We can make boxplots of module eigengenes by experimental group:
# Turn MEs into long dataset for plotting
tmp <- MEs
tmp$sample_names <- rownames(tmp)
longMEs <- pivot_longer(tmp, cols = -sample_names, names_to = "Module", values_to = "Expression") %>%
# Merge in metadata
left_join(metadata, by = "sample_names")
longMEs$group2 <- interaction(longMEs$`self-administration`, longMEs$challenge, sep = "/")
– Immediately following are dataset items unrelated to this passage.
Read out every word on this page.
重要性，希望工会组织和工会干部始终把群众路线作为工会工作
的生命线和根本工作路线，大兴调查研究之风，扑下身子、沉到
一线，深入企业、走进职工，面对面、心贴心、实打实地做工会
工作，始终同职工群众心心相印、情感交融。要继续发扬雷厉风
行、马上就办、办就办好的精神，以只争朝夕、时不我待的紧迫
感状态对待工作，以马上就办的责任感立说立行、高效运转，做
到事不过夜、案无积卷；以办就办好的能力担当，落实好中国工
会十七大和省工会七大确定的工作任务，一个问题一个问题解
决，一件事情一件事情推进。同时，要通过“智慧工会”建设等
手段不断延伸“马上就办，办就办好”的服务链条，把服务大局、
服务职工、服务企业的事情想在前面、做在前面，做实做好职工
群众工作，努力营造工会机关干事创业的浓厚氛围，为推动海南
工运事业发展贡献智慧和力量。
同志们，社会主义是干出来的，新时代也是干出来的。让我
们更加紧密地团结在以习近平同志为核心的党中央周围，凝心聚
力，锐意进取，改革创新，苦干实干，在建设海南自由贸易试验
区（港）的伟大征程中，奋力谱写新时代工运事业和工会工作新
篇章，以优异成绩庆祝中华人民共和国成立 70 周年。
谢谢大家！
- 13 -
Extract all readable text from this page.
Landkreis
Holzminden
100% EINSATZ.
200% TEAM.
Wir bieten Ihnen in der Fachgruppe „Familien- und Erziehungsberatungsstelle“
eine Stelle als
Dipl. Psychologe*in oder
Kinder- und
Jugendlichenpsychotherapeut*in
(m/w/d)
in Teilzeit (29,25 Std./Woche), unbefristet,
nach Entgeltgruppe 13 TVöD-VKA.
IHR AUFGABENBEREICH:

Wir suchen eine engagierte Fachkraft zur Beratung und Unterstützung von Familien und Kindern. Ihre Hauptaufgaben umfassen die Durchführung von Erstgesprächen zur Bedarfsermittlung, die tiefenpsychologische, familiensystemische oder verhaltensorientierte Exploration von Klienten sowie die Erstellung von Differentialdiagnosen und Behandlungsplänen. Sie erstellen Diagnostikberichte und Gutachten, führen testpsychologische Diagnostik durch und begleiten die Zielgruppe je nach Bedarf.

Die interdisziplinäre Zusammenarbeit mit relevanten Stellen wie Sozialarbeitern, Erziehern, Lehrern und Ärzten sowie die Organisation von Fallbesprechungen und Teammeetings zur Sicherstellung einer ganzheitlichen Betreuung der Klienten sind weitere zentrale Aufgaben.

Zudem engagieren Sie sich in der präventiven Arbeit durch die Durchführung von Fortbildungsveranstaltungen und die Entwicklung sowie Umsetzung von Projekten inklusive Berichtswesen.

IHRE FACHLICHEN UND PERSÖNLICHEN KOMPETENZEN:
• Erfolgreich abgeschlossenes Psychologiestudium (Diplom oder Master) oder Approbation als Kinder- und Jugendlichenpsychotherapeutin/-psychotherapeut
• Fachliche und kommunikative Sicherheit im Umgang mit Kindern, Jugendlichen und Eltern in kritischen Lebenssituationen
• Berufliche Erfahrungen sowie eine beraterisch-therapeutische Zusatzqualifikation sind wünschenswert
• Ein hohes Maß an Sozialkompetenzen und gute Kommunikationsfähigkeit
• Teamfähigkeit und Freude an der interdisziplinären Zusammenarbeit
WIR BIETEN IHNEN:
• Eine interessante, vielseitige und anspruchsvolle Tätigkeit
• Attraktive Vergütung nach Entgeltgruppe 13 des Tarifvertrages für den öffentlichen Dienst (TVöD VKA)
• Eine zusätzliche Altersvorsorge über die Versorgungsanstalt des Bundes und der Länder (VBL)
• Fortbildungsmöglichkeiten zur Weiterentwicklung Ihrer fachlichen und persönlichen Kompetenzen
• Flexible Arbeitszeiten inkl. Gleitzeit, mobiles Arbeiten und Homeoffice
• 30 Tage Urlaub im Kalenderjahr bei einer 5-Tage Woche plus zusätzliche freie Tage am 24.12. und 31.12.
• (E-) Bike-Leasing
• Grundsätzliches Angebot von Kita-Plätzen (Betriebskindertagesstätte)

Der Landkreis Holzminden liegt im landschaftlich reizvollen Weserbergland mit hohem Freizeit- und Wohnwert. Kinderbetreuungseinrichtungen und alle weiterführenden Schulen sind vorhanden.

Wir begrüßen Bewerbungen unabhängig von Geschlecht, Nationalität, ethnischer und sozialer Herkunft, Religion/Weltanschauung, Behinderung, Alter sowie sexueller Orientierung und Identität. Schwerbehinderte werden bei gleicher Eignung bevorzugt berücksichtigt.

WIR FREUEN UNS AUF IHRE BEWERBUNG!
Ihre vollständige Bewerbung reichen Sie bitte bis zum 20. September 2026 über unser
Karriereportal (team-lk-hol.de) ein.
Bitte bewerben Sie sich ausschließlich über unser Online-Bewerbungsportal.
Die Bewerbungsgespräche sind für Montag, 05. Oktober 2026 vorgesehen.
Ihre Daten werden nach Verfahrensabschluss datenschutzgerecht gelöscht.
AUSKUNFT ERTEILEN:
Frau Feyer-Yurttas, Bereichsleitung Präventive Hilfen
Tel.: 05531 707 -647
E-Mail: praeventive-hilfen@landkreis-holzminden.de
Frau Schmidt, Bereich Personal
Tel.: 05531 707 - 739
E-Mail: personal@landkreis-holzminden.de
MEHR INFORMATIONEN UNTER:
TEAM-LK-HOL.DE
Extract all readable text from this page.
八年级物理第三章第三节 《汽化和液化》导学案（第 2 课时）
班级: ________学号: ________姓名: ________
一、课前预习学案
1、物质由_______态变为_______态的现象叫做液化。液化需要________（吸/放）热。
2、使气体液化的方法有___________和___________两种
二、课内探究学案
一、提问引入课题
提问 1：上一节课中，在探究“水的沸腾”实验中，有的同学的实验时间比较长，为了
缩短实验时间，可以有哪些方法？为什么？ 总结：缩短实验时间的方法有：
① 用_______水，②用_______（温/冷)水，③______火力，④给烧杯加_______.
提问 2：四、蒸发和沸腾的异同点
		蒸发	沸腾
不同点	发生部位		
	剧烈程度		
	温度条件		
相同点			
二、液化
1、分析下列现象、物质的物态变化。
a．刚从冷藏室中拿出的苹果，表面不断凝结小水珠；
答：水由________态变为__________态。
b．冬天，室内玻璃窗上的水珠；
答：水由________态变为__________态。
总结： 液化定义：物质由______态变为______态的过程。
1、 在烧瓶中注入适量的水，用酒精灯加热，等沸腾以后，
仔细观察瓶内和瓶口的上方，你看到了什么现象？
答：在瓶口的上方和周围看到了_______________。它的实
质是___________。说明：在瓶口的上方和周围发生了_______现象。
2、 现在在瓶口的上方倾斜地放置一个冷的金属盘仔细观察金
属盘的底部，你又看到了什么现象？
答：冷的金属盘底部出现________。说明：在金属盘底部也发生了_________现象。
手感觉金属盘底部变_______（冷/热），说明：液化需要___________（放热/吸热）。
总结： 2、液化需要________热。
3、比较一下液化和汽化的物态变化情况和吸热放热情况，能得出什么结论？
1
ggplot(longMEs, aes(x = group2, y = Expression, fill = Module)) +
geom_boxplot() +
facet_wrap(~Module, nrow = 4) +
scale_fill_manual(breaks = colnames(MEs), values = gsub("ME", "", colnames(MEs))) + labs(x = "Self-Administration/Challenge", y = "Eigengene Expression", title = "Module Eigengene Expression by Group") +
theme_bw() +
theme(legend.position = "none", axis.text.x = element_text(angle = 90, vjust = 0.5, hjust = 1))

Multiomics analysis
For multiomics analyses, WGCNA can be useful for reducing each dataset to a few features before combining them. If, for example, you had transcriptomics and metabolomics data, you might do the following:
-
Perform WGCNA on your transcriptomics data as shown in this document
-
Separately, perform WGCNA on your metabolomics data as shown in this document EXCEPT doing normalization and filtering appropriate for metabolomics data.
-
Use the module eigengenes (eigenmetabolites?) from the transcriptomics data and metabolomics data in an integrated analysis. For example, you could look at the correlation between the eigengenes from each dataset.